Türkiye Mısır ve Suudi Arabistan'ın zayıflamasından faydalanarak Ortadoğu'da baş aktör olmaktadır. İstanbul yeniden bölgesel bir merkez oldu. 2008 kışında Gazze'ye karşı "Sert Kurşun" operasyonundan sonra 2009 Davos Forumu'nda İsrail Cumhurbaşkanı Şimon Peres kamuoyu önünde azarladığından beri Başbakan Tayyip Erdoğan'ın Gazze bölgesindeki popülerliği hep zirvedeki yerini korudu. Hükümetin İslam dünyası için bir model olduğu Türkler Mağrip'ten Güneydoğu Asya'ya uzanan bölgede etkisini sürdürüyor. İslam Örgütü Konferansı'nı kullanan Ankara hükümeti altmışa yakın ülkeyle serbest ticaret ve dolaşım antlaşması imzaladı. Türkiye, Osmanlı İmparatorluğu'nun yükselme devrinde olduğu gibi Atlas Okyanusu'ndan Basra Körfezine uzanan doğal etki alanına yeniden kavuştu. Dindar bir Müslüman olan Davutoğlu'nun stratejisi rakiplerince "Yeni Osmanlıcılık" olarak niteleniyor. Hatta emekli büyükelçi Faruk Loğoğlu gibi bazıları daha da ileri giderek, Davutoğlu'nu, Batı'ya ve geleneksel müttefikleri ABD, İsrail ve Azerbaycan'a sırtını çevirmekle suçluyor.
Türk Dışişleri Bakanı her türlü "yeni-osmanlıcılık" yakıştırmasını reddetmektedir. Ona göre, "Türk diplomasinin üzerinde durduğu iki temel ayak Avrupa Birliği ve NATO'dur". 2004 Aralık ayında başlayan AB üyelik müzakerelerinde belirgin bir yavaşlama gözlense de, Türk hükümetinin yürüttüğü reformlar Brüksel uzanan yolu izledi. Yine ABD ile ilişkiler de, ilk ziyaretlerinden birini 2009 Nisan ayında Türkiye'ye yapan Barack Obama'nın başkan seçilmesinden sonra açık bir biçimde güçlendirildi. Washington'da, sadece askeri çıkarlara yakın bazı Cumhuriyetçi çevreler Türkiye'nin İran ve Suriye ile diyalog kurmasından rahatsızlar.

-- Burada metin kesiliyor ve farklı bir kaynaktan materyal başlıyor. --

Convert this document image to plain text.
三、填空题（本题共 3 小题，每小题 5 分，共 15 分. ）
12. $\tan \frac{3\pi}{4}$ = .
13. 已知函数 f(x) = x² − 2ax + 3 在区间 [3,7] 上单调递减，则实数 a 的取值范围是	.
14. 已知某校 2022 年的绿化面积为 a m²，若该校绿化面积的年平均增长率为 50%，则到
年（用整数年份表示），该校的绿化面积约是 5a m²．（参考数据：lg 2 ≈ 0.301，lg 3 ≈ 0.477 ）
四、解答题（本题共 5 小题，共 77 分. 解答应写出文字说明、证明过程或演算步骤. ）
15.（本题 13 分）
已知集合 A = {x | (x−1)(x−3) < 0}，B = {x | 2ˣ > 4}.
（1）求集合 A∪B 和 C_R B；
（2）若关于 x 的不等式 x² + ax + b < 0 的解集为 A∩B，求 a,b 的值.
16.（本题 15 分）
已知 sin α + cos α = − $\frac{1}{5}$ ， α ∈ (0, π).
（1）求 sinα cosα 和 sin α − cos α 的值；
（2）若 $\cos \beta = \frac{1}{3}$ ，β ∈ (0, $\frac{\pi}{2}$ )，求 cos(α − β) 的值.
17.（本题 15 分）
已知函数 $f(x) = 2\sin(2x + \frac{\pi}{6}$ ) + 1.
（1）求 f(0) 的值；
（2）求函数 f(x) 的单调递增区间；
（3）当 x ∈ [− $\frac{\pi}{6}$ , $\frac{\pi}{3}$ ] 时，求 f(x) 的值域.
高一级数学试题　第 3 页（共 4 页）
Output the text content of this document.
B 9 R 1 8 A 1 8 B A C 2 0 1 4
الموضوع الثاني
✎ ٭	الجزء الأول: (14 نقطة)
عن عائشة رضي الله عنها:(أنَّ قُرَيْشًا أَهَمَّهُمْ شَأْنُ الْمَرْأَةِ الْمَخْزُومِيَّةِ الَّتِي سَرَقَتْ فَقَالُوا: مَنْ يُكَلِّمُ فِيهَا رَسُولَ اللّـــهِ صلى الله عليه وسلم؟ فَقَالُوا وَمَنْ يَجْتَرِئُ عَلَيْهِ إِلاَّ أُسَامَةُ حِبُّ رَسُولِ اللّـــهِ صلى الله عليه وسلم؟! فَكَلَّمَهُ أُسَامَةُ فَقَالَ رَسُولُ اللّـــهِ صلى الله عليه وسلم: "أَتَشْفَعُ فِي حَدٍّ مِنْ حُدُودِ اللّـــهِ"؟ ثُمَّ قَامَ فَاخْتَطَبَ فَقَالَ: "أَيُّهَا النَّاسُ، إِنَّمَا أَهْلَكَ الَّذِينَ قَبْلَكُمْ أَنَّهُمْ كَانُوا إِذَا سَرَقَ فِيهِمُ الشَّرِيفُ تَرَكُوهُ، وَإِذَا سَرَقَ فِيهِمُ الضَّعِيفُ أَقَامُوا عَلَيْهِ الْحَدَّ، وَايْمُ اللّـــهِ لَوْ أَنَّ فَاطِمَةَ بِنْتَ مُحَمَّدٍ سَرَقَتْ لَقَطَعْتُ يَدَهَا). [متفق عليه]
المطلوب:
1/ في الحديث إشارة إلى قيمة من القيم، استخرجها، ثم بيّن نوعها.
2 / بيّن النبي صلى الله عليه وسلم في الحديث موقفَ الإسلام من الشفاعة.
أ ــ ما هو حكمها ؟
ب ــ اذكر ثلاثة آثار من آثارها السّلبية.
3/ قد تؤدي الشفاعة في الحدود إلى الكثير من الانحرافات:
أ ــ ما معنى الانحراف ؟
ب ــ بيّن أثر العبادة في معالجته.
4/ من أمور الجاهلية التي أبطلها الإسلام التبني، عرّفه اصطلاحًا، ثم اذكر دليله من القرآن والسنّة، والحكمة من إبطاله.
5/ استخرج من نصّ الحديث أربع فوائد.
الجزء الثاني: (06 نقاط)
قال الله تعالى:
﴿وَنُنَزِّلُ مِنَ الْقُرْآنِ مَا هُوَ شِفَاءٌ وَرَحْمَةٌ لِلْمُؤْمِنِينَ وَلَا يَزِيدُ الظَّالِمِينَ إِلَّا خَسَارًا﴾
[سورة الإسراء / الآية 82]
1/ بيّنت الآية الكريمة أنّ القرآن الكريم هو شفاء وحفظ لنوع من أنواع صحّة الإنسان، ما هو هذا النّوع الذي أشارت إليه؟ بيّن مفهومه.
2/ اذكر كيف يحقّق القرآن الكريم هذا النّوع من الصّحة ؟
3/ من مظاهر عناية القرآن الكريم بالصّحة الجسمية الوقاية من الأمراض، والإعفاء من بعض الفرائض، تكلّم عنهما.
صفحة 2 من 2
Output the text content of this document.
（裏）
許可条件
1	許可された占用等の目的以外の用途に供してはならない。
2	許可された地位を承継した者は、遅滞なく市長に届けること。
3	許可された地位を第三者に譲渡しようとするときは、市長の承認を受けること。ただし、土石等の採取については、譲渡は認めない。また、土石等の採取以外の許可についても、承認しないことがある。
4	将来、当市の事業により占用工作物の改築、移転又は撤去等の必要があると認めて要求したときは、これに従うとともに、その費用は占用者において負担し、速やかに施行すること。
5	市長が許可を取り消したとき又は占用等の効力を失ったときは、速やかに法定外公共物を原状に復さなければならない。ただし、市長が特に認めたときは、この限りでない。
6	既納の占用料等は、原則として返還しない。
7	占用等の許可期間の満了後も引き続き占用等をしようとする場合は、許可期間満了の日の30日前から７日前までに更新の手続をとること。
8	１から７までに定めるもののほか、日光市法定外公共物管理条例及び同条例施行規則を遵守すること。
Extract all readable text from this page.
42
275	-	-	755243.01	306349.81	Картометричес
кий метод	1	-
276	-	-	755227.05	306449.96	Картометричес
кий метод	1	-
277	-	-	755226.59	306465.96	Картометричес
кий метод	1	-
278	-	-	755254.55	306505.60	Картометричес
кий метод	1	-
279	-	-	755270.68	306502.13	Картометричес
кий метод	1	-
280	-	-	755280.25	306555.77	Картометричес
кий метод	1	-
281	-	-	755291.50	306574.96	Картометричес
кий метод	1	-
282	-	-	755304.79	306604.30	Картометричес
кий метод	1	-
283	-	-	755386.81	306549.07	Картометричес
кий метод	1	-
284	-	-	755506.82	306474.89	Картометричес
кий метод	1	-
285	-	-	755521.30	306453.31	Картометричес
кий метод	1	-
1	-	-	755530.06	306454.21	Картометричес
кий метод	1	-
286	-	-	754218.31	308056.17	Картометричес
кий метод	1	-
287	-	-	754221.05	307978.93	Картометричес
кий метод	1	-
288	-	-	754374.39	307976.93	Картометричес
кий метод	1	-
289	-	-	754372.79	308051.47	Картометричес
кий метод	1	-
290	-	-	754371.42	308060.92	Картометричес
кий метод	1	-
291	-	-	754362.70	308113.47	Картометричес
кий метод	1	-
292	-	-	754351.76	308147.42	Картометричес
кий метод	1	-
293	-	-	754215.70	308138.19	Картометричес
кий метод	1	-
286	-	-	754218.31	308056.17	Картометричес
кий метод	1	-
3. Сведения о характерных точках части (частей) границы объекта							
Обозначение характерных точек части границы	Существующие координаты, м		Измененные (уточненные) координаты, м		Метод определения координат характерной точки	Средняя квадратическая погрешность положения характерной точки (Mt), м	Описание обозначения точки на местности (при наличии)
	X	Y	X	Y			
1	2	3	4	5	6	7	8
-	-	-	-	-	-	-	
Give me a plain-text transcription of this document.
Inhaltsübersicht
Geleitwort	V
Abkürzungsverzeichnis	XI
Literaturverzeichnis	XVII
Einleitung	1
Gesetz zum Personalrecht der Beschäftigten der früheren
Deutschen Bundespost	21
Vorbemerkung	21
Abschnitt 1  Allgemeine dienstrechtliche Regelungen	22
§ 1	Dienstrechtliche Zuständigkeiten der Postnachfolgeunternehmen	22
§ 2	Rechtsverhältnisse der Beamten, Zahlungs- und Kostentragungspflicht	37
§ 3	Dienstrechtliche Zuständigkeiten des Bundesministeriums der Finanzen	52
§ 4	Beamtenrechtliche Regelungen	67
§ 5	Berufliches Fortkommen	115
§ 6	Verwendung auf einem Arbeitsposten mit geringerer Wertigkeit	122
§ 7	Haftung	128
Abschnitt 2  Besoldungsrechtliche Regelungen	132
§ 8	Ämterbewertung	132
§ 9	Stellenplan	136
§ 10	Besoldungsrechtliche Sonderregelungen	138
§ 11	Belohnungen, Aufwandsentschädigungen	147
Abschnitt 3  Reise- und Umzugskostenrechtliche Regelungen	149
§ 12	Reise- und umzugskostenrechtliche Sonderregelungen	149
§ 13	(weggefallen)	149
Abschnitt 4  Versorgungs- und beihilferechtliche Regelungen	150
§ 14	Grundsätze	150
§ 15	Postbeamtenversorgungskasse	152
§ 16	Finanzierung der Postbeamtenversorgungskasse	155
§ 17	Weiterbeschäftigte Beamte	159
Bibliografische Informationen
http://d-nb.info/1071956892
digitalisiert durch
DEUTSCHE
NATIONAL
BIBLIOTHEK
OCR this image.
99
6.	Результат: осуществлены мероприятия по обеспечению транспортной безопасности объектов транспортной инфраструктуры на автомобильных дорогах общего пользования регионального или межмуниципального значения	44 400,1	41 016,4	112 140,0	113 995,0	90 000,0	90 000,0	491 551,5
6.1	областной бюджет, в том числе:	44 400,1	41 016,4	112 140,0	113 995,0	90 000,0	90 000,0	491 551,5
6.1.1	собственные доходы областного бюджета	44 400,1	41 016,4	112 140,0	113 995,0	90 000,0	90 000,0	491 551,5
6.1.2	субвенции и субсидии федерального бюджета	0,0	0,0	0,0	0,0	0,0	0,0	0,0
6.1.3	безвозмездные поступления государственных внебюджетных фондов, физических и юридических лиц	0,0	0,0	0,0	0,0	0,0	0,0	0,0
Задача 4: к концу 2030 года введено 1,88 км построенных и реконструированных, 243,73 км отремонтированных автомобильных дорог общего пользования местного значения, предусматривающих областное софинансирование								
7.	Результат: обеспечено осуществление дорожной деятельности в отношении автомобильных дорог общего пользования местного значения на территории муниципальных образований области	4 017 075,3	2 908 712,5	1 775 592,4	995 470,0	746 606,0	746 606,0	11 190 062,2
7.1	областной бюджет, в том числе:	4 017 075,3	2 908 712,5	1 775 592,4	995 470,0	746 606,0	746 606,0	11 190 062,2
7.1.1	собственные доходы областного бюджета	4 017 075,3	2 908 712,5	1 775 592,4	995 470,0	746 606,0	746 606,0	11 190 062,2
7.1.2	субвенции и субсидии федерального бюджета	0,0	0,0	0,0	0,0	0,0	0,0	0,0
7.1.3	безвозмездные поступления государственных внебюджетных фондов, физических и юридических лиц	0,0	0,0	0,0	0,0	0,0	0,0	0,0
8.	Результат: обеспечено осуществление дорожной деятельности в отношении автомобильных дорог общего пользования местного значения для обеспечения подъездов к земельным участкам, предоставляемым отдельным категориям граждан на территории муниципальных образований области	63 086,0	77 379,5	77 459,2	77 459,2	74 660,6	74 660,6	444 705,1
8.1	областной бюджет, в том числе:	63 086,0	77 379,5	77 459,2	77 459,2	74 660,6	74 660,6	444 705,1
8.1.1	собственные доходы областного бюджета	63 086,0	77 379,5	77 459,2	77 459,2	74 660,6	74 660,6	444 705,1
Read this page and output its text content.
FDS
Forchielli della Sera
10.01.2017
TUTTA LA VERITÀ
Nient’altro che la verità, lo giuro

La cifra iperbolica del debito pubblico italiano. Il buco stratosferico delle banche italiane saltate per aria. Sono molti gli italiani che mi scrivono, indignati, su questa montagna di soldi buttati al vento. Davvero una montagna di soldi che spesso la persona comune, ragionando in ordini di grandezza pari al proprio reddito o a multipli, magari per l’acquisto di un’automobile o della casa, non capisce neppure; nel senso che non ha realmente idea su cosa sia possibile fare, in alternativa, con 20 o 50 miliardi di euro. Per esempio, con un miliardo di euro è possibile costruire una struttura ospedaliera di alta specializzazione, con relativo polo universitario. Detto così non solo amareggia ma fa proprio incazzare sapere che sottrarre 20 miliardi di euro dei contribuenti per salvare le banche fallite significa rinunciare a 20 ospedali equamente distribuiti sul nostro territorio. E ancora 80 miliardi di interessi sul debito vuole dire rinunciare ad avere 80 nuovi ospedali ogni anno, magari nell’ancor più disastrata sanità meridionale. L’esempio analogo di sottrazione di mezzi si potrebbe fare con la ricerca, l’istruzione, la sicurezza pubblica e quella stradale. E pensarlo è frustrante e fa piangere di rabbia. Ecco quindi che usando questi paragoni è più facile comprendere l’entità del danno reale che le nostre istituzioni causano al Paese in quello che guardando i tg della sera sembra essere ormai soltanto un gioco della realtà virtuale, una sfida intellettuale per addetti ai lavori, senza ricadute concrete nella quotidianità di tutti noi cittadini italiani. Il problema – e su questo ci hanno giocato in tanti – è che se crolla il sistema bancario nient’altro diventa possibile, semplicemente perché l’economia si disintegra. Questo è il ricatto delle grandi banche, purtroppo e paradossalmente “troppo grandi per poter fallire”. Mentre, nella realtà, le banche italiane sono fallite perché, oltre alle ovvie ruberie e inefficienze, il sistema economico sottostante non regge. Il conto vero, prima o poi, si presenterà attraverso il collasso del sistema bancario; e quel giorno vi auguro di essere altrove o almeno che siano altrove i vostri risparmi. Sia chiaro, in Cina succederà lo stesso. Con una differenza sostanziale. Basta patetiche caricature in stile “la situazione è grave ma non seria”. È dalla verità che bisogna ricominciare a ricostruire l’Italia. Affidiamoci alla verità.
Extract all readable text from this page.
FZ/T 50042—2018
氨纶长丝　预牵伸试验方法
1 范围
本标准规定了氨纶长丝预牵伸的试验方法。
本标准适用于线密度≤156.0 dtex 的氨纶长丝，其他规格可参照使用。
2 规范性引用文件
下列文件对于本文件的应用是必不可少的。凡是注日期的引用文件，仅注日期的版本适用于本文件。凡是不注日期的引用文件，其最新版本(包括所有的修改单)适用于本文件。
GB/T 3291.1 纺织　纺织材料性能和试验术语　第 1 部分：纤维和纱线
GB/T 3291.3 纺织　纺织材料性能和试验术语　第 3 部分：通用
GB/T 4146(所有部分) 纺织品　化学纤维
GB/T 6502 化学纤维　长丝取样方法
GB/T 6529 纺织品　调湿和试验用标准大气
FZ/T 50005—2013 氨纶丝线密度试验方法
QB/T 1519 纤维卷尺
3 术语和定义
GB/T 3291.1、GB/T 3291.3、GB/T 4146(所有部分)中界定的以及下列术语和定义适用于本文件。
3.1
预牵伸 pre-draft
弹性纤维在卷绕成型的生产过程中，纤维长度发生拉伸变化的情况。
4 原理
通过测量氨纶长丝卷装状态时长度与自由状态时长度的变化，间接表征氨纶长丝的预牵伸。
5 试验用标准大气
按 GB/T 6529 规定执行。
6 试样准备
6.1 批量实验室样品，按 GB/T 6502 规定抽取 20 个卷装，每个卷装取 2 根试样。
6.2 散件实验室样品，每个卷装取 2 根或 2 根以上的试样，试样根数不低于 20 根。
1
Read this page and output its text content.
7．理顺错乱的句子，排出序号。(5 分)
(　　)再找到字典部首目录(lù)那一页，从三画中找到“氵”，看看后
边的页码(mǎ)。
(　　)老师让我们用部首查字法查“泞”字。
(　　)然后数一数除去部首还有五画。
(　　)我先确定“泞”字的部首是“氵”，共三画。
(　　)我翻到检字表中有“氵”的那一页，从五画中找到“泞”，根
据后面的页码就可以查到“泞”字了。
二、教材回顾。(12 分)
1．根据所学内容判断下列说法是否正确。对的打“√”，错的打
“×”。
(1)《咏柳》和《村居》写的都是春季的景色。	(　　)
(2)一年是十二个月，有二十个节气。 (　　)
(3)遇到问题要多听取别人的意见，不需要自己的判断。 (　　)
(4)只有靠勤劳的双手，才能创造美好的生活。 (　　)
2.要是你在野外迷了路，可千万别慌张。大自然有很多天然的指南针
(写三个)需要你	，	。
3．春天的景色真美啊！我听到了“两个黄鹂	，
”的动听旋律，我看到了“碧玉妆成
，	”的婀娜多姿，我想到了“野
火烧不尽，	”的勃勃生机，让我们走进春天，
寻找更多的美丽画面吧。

İslam dünyası ile kucaklaşmak uğruna sırtını Batıya dönme politikasının çok uzağında bir çizgide bulunan Türkiye sadece coğrafi ve stratejik konumundan kaynaklanan benzersiz durumunu koruma gayretindedir. Türk diplomasisinin lideri Davutoğlu "Ülkemiz kendine güvenmeli" sözünü hep yineliyor. G20 üyesi olan Türkiye BM Güvenlik Konseyi'ne de geçici üye olarak seçildi. Türkiye Rus Dünyası ve tüm Doğu Avrupa ile ilişkilerini de güçlendirdi. Türkiye'nin diplomatları dünyayı fethe çıktılar, yeni sorunsalları keşfediyorlar. Türkiye 2010'da Japonya Yılı'nı kutlamayı sürdürüyor. Türkiye, Brezilya ile birçok alanda ortaklık kurdu, aynı zamanda daha önce benzeri görülmemiş bir şevkle Afrika'yı fethetmeye başladı.